# RAT ATTACK HELP



## cocorat316 (Aug 9, 2007)

My rat wont go back inside its cage it keeps jumping on my head
i just got this rat 2 days ago and there is two one just lays around all day eating its food and the other one... is the one who keeps jumping on my head What Do i do? Is it scared? does it need me to play with it?  HELP I REALLY NEED HELP!... if you dont help me then i will live with a rat on my head FOREVER!!!! (please help!)


----------



## cocorat316 (Aug 9, 2007)

Why dosnt any one replyed??


----------



## JennieLove (Jan 2, 2007)

LOL, first off im pretty sure you have gotten the rat off yoru head by now right? I hope so at least. Yes, the rats is most likely scared and needs some time to get used to its new cage and will need some socialization.
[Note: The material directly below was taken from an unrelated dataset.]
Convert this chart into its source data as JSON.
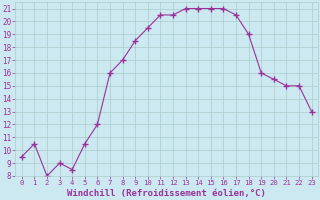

The only advice I can give as to if this situation happends again is just to calm down and let the rat also calm down so that he/she can get down safely? lol


----------



## Leiren (Aug 5, 2007)

Haha I wish my rat just laid around all day,he always seems to be on the go,it's annoying.


----------



## JennieLove (Jan 2, 2007)

My Jay and Bob are lazy butts as well and just sit around most of the day! xD


----------



## cocorat316 (Aug 9, 2007)

well yah but he is still on my head and he has made a den up there...i want my hair back


----------



## JennieLove (Jan 2, 2007)

Haha, cant you just grab him off there? xD


----------



## cocorat316 (Aug 9, 2007)

well i tryed but he bites me
and it would make him more scared


----------



## cocorat316 (Aug 9, 2007)

i mean i would be scared if a gaint hand grabed me out of my HOme (Or her hair)


----------



## JennieLove (Jan 2, 2007)

LOL, well you have 2 choices: grab the little cutie or be prepared to live with a rat on your head. xD


----------



## cocorat316 (Aug 9, 2007)

Hmmmm... i think i will risk having no hand for a lil bit


----------



## cocorat316 (Aug 9, 2007)

AFK Sleeping Feel Free To Put Tips About Rats For a Goodie For Me in THe MOrning =P


----------



## Mana (Apr 22, 2007)

Maybe you'll start a new fashion trend - the Rat Hat! :lol:


----------



## JESSU (Aug 8, 2007)

Ha ha. My moms boyfriends cat allways nests in her hair.
Take a pic. I want to see the rat on your head.


----------



## amandahoney (May 14, 2007)

haha, i love it when my rats groom my hair. it's really long and if it's braided or in a ponytail, they always seem to want to set it free. i can her them thinking, "you don't want this on here, right? it'd be so much nicer without this tie here..."


----------



## renay (May 30, 2007)

Lol I have two rats that enjoy grooming me, and one that uses me as a jungle gym, Piggle likes to tickle my eye lashes, and O.P. licks me everywhere :lol:


----------



## cocorat316 (Aug 9, 2007)

Hahaha i got him off but hes not very hapyy i gave him a egg to make up for it


----------



## Meghan (Jul 31, 2007)

Where did you get him?A breeder or a petstore,we don't have that many breeders that my parents will drive me too,so we got Ollie from PetsMart.He is the first rodent that I've gotten from there that doesn't try to chew my hand off,he should settle down in a few days,hes probably just stressed out.


----------



## LiamHasRats (Aug 11, 2007)

lol


----------



## LiamHasRats (Aug 11, 2007)

how do you get the pictures on the end of every message?


----------



## JESSU (Aug 8, 2007)

Its called a signature
Go here and use bbc img tags around the url of the pic you are using
http://ratforum.com/Your_Account/edit=profile.html


----------



## STUgirl55 (Feb 6, 2007)

my rats like to use my hair as a blanket when they still on the back of my neck...


----------